Another article from AASLD...
Boceprevir Phase II Study Showed High Rate of Sustained Response With 28- and 48-Week Regimens in Genotype 1 Treatment-Naive Hepatitis C Patients
Saturday, November 01, 2008 11:00 AM
Interim results of HCV SPRINT-1 study presented at AASLD annual meeting
Pivotal Phase III studies ongoing in treatment naive patients and those who failed prior treatment
SAN FRANCISCO, Nov. 1 /PRNewswire-FirstCall/ -- Schering-Plough Corporation (NYSE: SGP) today reported that a planned interim analysis of a Phase II study showed that boceprevir, its investigational oral hepatitis C protease inhibitor, in combination with peginterferon and ribavirin markedly increased sustained virologic response (SVR) rates with 28 weeks of therapy and nearly doubled SVR with 48 weeks of therapy compared to current standard of care, peginterferon and ribavirin (control group) for 48 weeks. These results from the HCV SPRINT-1 study in 595 treatment-naive patients with chronic hepatitis C virus (HCV) genotype 1 were presented at the 59th American Association for the Study of Liver Diseases (AASLD) Annual Meeting.(1)
In a 48-week boceprevir regimen, the SVR rate was 74 percent at 12 weeks after the end of treatment (SVR 12) in patients who received 4 weeks of PEGINTRON(TM) (peginterferon alfa-2b) and REBETOL(R) (ribavirin, USP) prior to the addition of boceprevir (800 mg TID) (P/R lead-in). In a 28-week boceprevir regimen, the SVR rate was 56 percent at 24 weeks after the end of treatment (SVR 24) in patients who received the P/R lead-in. These results compared to a 38 percent SVR rate (SVR 12) for patients in the control group receiving 48-weeks of PEGINTRON and REBETOL alone (ITT).(2-4)
Importantly, predictability of attaining SVR 12 or 24 based on rapid virologic response (RVR) was greater for boceprevir patients in the lead-in arms compared to the no lead-in arms. In addition, fewer patients in the lead-in arms discontinued treatment due to viral breakthrough. RVR is defined as undetectable virus (HCV-RNA) in plasma on or before week 4 of boceprevir treatment.
'The high response rates seen with boceprevir in this study are very exciting, especially given that genotype 1 is the most common and hardest to treat form of hepatitis C,' said Paul Kwo, M.D., associate professor of medicine and medical director, liver transplantation, Department of Medicine, Division of Gastroenterology/Hepatology, Indiana University School of Medicine, Indianapolis, and lead investigator of the study. 'Boceprevir was well tolerated by patients in this study, and the use of the 4-week lead-in prior to the addition of boceprevir appears to reduce the incidence of viral breakthrough regardless of treatment duration and may improve SVR over a 48-week treatment period.'
The rationale for this novel lead-in treatment regimen is based on the fact that both PEGINTRON and REBETOL reach steady-state concentrations by week 4, so patients have the protease inhibitor added at a time when the backbone drug levels have been optimized. In addition, the patient's immune system will have been activated and primed by PEGINTRON at the time that boceprevir is added to the regimen. This approach may minimize the period of time when there is a 'functional monotherapy' with a direct antiviral, potentially reducing the likelihood for the development of resistance.

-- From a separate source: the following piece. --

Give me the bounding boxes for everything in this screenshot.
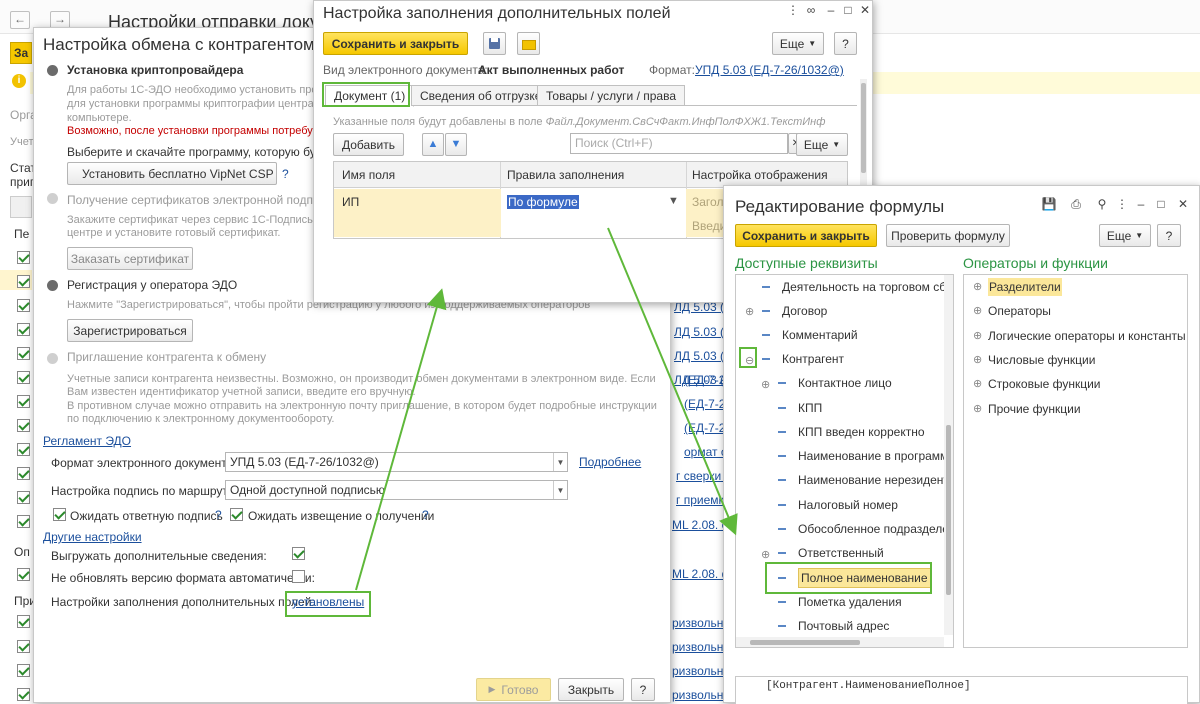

Safety data from the study showed that the most common adverse events reported in the boceprevir arms were fatigue, anemia, nausea and headache. No increase in skin adverse events (rash or pruritus) was observed in the boceprevir arms beyond what was seen in the PEGINTRON and REBETOL control arm.

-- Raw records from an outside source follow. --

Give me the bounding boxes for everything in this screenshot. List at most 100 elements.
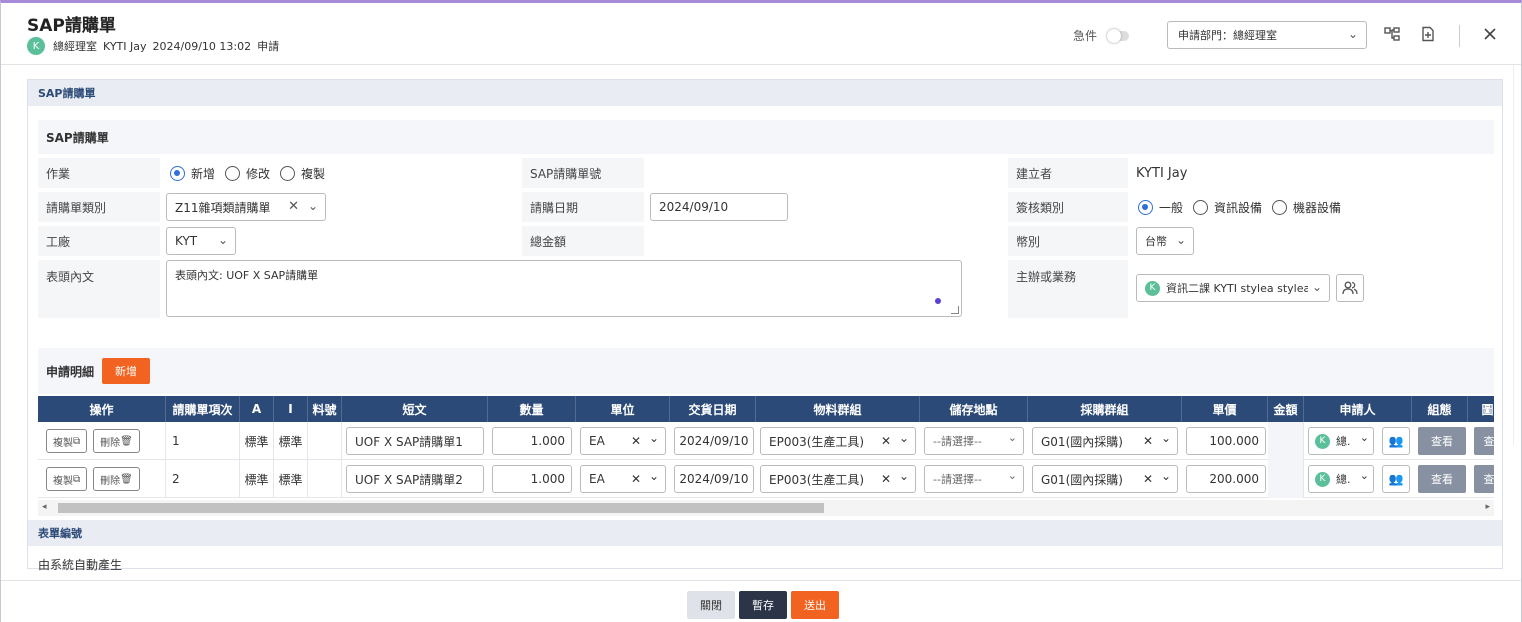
clear-icon[interactable]: ✕: [631, 434, 641, 448]
table-horizontal-scrollbar[interactable]: ◂ ▸: [38, 500, 1494, 516]
select-applicant-button[interactable]: 👥: [1382, 427, 1410, 455]
applicant-select[interactable]: K 總. ⌄: [1308, 427, 1374, 455]
org-chart-icon[interactable]: [1381, 23, 1403, 45]
button-label: 複製: [53, 437, 73, 449]
col-qty: 數量: [488, 396, 576, 422]
view-image-button[interactable]: 查: [1474, 427, 1494, 455]
pr-type-select[interactable]: Z11雜項類請購單 ✕ ⌄: [166, 193, 326, 221]
chevron-down-icon: ⌄: [898, 431, 909, 445]
button-label: 刪除: [100, 475, 121, 487]
add-row-button[interactable]: 新增: [102, 358, 151, 384]
unit-price-input[interactable]: 100.000: [1186, 427, 1266, 455]
material-group-select[interactable]: EP003(生產工具) ✕ ⌄: [760, 427, 916, 455]
form-scroll-area[interactable]: SAP請購單 SAP請購單 作業 新增 修改 複製 SAP請購單號 建立者 KY…: [1, 65, 1521, 580]
col-applicant: 申請人: [1304, 396, 1412, 422]
radio-it-equipment[interactable]: 資訊設備: [1193, 199, 1262, 216]
clear-icon[interactable]: ✕: [631, 472, 641, 486]
page-vertical-scrollbar[interactable]: [1513, 65, 1521, 445]
qty-input[interactable]: 1.000: [492, 427, 572, 455]
purchasing-group-value: G01(國內採購): [1041, 434, 1123, 449]
pr-type-value: Z11雜項類請購單: [175, 200, 271, 215]
unit-select[interactable]: EA ✕ ⌄: [580, 427, 666, 455]
applicant-select[interactable]: K 總. ⌄: [1308, 465, 1374, 493]
currency-select[interactable]: 台幣 ⌄: [1136, 227, 1194, 255]
clear-icon[interactable]: ✕: [881, 434, 891, 448]
scroll-right-icon[interactable]: ▸: [1485, 502, 1490, 512]
creator-value: KYTI Jay: [1136, 165, 1188, 181]
radio-modify[interactable]: 修改: [225, 165, 270, 182]
cell-a: 標準: [240, 422, 274, 460]
pr-date-label: 請購日期: [522, 192, 644, 222]
submit-button[interactable]: 送出: [791, 591, 839, 619]
close-button[interactable]: 關閉: [687, 591, 735, 619]
delivery-date-input[interactable]: 2024/09/10: [674, 465, 754, 493]
storage-select[interactable]: --請選擇-- ⌄: [924, 427, 1024, 455]
view-image-button[interactable]: 查: [1474, 465, 1494, 493]
col-amount: 金額: [1268, 396, 1304, 422]
plant-value: KYT: [175, 234, 198, 248]
radio-label: 機器設備: [1293, 200, 1342, 215]
purchasing-group-select[interactable]: G01(國內採購) ✕ ⌄: [1032, 465, 1178, 493]
urgent-toggle-group: 急件: [1073, 27, 1130, 44]
radio-new[interactable]: 新增: [170, 165, 215, 182]
department-select[interactable]: 申請部門：總經理室 ⌄: [1167, 21, 1367, 49]
radio-circle: [280, 165, 296, 181]
users-icon: [1342, 281, 1358, 295]
page-title: SAP請購單: [27, 16, 116, 36]
delete-row-button[interactable]: 刪除 🗑: [93, 429, 140, 453]
plant-select[interactable]: KYT ⌄: [166, 227, 236, 255]
chevron-down-icon: ⌄: [1160, 469, 1171, 483]
add-file-icon[interactable]: [1417, 23, 1439, 45]
resize-grip-icon[interactable]: [951, 306, 959, 314]
short-text-input[interactable]: UOF X SAP請購單2: [346, 465, 484, 493]
scroll-left-icon[interactable]: ◂: [42, 502, 47, 512]
storage-select[interactable]: --請選擇-- ⌄: [924, 465, 1024, 493]
urgent-toggle[interactable]: [1107, 28, 1130, 43]
app-window: SAP請購單 K 總經理室 KYTI Jay 2024/09/10 13:02 …: [0, 0, 1522, 622]
apply-action: 申請: [257, 40, 280, 53]
radio-machine-equipment[interactable]: 機器設備: [1272, 199, 1341, 216]
copy-row-button[interactable]: 複製 ⧉: [46, 467, 88, 491]
clear-icon[interactable]: ✕: [1143, 434, 1153, 448]
copy-row-button[interactable]: 複製 ⧉: [46, 429, 88, 453]
header-text-area[interactable]: 表頭內文: UOF X SAP請購單: [166, 260, 962, 317]
close-icon[interactable]: [1479, 23, 1501, 45]
clear-icon[interactable]: ✕: [288, 199, 299, 214]
total-amount-label: 總金額: [522, 226, 644, 256]
select-user-button[interactable]: [1336, 274, 1364, 302]
radio-copy[interactable]: 複製: [280, 165, 325, 182]
chevron-down-icon: ⌄: [217, 233, 228, 247]
select-applicant-button[interactable]: 👥: [1382, 465, 1410, 493]
scrollbar-thumb[interactable]: [58, 503, 824, 513]
save-draft-button[interactable]: 暫存: [739, 591, 787, 619]
col-purchasing-group: 採購群組: [1028, 396, 1182, 422]
clear-icon[interactable]: ✕: [881, 472, 891, 486]
owner-select[interactable]: K 資訊二課 KYTI stylea stylea ⌄: [1136, 274, 1330, 302]
view-config-button[interactable]: 查看: [1418, 427, 1466, 455]
qty-input[interactable]: 1.000: [492, 465, 572, 493]
cell-part-no: [308, 422, 342, 460]
footer: 關閉 暫存 送出: [1, 580, 1521, 622]
table-row: 複製 ⧉ 刪除 🗑 2 標準 標準 UOF X SAP請購單2 1.000 EA ✕…: [38, 460, 1494, 498]
delete-row-button[interactable]: 刪除 🗑: [93, 467, 140, 491]
delivery-date-input[interactable]: 2024/09/10: [674, 427, 754, 455]
currency-value: 台幣: [1145, 235, 1167, 248]
view-config-button[interactable]: 查看: [1418, 465, 1466, 493]
sap-no-label: SAP請購單號: [522, 158, 644, 188]
short-text-input[interactable]: UOF X SAP請購單1: [346, 427, 484, 455]
radio-general[interactable]: 一般: [1138, 199, 1183, 216]
users-icon: 👥: [1388, 472, 1404, 486]
applicant-user: KYTI Jay: [103, 39, 147, 53]
cell-a: 標準: [240, 460, 274, 498]
material-group-select[interactable]: EP003(生產工具) ✕ ⌄: [760, 465, 916, 493]
chevron-down-icon: ⌄: [898, 469, 909, 483]
radio-label: 資訊設備: [1214, 200, 1263, 215]
unit-select[interactable]: EA ✕ ⌄: [580, 465, 666, 493]
radio-circle: [1193, 199, 1209, 215]
unit-price-input[interactable]: 200.000: [1186, 465, 1266, 493]
clear-icon[interactable]: ✕: [1143, 472, 1153, 486]
purchasing-group-select[interactable]: G01(國內採購) ✕ ⌄: [1032, 427, 1178, 455]
pr-date-input[interactable]: 2024/09/10: [650, 193, 788, 221]
header-divider: [1459, 25, 1460, 47]
chevron-down-icon: ⌄: [1160, 431, 1171, 445]
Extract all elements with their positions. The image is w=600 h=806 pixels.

Treatment discontinuations due to adverse events were between 9 and 19 percent for patients in the boceprevir arms, compared to 8 percent for the control arm. Treatment discontinuations for boceprevir patients due to viral breakthrough were fewer in the 28- and 48-week lead-in arms (4 and 5 percent, respectively) compared to the no lead-in arms (7 and 11 percent, respectively).